谍战小说暗算全集 (都是工具人原文)

《暗算》获得茅盾文学奖一直比较有争议,我倒是一口气看完的,看完之后觉得那争议也是情有可原。《暗算》更像一个通俗的故事读物,而不是一个文学作品。

故事性到底重不重要?这个问题仁者见仁智者见智。我个人的观点是重要也不重要。

说重要,故事性可以吸引人往下看,唯有读者能够看完,文学作品才能体现他最基本的价值,当然并不是所有的文学作品都是面向所有的读者,但是不可否认,如果一个文学作品没有一定的读者,难免让人感觉是自嗨。而故事性是能够吸引读者看下去的一个比较常规的方法,也是最有效的一种方法。

说不重要,对于真正的高手,是可以没有故事的。但这对作者的挑战更大,没有故事性的作品拿什么吸引读者呢,愚以为是作者在作品中表达的普遍性(这个普遍性可能包括人性的普遍性,人类终极问题的普遍性等等)更深刻、更清晰,更能够与读者产生链接,打动读者,这其实远比故事性要难得多。

前段时间德国汉学家顾彬说中国的当代小说都是通俗文学,他说莫言、余华、书童,这些作家的作品不属于严肃文学,1945年之后欧洲文学已经不再是讲故事的时代,只有美国和中国的作家在讲故事。他还说中国当代的小说家根本不会写人,不会写人的内心,他们根本不知道人是什么,他们写的都是人的表象。他的这一番批评毫无悬念地引起了波动,但是也给我们一些启示。

如果说文学中什么比故事性更为重要的东西,那应该就是人。塑造人物永远应该是第一位的。
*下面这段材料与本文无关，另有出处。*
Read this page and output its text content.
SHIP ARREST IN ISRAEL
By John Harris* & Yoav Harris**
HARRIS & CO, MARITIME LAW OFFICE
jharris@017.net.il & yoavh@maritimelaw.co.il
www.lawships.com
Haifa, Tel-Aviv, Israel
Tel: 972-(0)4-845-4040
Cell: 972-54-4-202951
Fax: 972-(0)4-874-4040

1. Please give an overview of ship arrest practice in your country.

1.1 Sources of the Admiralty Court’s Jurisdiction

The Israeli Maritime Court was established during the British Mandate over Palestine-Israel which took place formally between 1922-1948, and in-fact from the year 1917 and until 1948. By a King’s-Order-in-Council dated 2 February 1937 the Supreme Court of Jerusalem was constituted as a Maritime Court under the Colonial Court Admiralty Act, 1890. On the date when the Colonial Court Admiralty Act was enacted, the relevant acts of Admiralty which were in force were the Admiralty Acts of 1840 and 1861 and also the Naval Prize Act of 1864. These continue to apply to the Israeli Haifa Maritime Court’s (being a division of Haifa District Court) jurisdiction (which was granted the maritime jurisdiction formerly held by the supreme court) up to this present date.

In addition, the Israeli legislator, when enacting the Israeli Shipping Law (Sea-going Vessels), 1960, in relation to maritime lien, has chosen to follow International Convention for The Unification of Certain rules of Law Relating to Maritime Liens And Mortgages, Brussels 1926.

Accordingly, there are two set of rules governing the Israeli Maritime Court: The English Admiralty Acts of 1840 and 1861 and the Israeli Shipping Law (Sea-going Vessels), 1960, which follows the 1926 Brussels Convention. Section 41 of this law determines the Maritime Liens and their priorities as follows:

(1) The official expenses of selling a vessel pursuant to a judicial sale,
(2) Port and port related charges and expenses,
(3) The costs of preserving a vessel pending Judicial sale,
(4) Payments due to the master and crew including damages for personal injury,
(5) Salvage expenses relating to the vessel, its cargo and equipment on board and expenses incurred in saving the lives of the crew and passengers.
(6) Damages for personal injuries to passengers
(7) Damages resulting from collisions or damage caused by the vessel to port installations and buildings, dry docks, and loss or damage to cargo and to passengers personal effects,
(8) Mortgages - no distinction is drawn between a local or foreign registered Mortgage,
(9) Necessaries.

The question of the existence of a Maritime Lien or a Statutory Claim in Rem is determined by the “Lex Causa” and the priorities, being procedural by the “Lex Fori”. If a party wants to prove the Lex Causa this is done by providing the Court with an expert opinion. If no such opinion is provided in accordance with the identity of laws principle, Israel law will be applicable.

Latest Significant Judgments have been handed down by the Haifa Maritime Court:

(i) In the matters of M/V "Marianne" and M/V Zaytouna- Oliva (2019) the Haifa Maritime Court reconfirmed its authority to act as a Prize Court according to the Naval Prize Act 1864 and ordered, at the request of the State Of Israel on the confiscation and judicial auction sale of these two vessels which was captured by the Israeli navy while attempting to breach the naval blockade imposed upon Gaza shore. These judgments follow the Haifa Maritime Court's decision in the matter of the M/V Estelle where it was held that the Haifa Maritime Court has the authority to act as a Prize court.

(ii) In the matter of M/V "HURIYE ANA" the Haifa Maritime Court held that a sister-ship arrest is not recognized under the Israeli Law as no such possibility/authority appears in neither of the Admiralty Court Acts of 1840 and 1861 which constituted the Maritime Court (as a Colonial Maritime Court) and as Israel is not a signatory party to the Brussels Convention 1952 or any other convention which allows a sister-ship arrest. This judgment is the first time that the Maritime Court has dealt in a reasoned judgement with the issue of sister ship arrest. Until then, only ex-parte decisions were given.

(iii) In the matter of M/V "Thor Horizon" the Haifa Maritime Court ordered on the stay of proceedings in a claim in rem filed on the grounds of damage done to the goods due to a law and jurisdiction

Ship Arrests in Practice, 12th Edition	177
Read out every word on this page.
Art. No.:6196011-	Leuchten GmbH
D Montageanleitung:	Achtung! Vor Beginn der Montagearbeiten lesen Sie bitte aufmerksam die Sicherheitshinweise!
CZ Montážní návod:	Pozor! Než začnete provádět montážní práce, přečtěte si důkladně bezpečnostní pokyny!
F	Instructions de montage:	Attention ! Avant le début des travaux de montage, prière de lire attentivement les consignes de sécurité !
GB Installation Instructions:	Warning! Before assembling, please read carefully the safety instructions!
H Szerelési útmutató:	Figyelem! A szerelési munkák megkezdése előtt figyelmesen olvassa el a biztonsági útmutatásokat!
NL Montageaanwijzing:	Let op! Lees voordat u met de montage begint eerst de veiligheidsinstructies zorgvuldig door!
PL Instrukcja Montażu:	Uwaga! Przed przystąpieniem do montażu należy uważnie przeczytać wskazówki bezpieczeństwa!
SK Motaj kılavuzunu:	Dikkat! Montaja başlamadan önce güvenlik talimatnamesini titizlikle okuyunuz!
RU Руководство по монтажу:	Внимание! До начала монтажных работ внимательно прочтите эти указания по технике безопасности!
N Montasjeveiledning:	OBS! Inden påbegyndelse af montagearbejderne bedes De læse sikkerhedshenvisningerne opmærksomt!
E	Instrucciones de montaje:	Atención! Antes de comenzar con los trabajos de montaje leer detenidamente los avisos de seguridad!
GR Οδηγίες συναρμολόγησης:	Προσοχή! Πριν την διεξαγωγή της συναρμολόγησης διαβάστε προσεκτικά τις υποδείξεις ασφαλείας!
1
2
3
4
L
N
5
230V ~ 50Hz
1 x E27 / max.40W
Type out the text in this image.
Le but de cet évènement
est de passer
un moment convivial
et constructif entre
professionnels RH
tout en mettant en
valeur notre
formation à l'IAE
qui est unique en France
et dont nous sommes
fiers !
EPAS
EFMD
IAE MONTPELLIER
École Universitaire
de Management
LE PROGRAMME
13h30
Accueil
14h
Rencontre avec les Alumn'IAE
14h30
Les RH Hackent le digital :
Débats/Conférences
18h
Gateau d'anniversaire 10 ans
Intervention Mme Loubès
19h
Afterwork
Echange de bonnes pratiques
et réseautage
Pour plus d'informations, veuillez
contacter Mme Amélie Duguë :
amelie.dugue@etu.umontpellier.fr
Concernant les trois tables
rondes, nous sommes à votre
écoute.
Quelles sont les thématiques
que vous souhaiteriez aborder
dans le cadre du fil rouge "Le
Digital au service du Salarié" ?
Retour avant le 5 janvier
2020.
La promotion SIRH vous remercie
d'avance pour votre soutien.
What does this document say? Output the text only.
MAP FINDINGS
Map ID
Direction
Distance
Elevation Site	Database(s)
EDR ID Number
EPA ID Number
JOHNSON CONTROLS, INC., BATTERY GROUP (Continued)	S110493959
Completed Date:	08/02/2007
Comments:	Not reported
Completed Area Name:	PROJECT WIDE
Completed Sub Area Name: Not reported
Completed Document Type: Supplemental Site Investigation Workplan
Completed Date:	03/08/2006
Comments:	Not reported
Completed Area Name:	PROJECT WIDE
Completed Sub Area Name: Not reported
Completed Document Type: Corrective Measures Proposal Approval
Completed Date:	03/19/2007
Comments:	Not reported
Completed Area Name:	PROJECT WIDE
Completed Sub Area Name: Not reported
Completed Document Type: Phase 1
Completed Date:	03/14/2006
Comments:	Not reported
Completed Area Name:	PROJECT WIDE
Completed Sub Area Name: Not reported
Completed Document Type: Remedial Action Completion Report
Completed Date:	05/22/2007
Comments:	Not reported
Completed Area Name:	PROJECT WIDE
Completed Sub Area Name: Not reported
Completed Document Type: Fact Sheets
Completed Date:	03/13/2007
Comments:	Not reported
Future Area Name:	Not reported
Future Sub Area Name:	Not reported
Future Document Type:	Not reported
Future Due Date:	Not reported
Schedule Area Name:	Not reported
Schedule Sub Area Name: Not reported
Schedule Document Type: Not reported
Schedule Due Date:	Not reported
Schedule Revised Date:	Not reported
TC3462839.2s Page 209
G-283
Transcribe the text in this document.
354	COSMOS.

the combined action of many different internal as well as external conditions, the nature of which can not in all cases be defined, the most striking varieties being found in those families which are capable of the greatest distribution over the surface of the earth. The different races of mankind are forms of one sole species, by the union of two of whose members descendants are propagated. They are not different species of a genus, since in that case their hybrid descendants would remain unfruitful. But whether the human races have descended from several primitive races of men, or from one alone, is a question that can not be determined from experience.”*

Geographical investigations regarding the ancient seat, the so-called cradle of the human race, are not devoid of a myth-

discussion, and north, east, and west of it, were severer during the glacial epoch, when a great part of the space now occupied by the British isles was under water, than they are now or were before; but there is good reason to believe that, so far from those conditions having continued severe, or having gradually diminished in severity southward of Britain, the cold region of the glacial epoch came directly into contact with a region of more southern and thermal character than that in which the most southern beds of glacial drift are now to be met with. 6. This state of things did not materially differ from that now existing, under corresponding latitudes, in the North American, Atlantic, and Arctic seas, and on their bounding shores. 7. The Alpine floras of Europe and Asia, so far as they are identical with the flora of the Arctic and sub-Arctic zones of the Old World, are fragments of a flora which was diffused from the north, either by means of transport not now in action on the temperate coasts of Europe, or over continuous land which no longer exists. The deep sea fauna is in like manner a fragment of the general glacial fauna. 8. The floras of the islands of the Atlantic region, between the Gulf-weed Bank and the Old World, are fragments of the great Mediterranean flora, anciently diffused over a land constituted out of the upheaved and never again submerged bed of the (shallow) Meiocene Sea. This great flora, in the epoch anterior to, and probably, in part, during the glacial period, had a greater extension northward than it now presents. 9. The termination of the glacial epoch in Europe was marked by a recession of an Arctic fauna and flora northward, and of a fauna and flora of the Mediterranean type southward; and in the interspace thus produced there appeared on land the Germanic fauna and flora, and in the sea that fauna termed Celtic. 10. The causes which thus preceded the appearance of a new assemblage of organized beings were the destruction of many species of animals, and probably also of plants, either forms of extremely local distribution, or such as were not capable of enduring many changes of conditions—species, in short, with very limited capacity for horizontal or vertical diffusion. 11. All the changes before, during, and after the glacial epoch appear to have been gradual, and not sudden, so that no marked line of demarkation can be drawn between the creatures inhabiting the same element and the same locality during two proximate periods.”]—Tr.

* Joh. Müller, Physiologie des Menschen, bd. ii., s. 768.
说回到暗算,正是颇有“瑕疵”的一个人物拯救了《暗算》这本书。

暗算分为三章,四个人物。三章是按照701的职能分工来分的——听风者、看风者、捕风者。

听风者是用听力捕捉敌台的人。

看风者是破译密码的人。

捕风者是冲在第一线的情报人员。

三类人四个主角可以说都是奇人异人,在某种程度上也都是工具人。

听风者盲人阿炳,天赋异禀,听力超群。他可以分辨常人无法捕捉的声音,在书里,他的天赋异禀就是特异功能一般。而他极度敏感,极度自尊又极度自卑的性格也没有挖掘,虽然这个性格直接导致了他最后的解决,但是好像在作者看来就是怪人的怪癖而已。很遗憾,阿炳被写成了一个扁平的异人。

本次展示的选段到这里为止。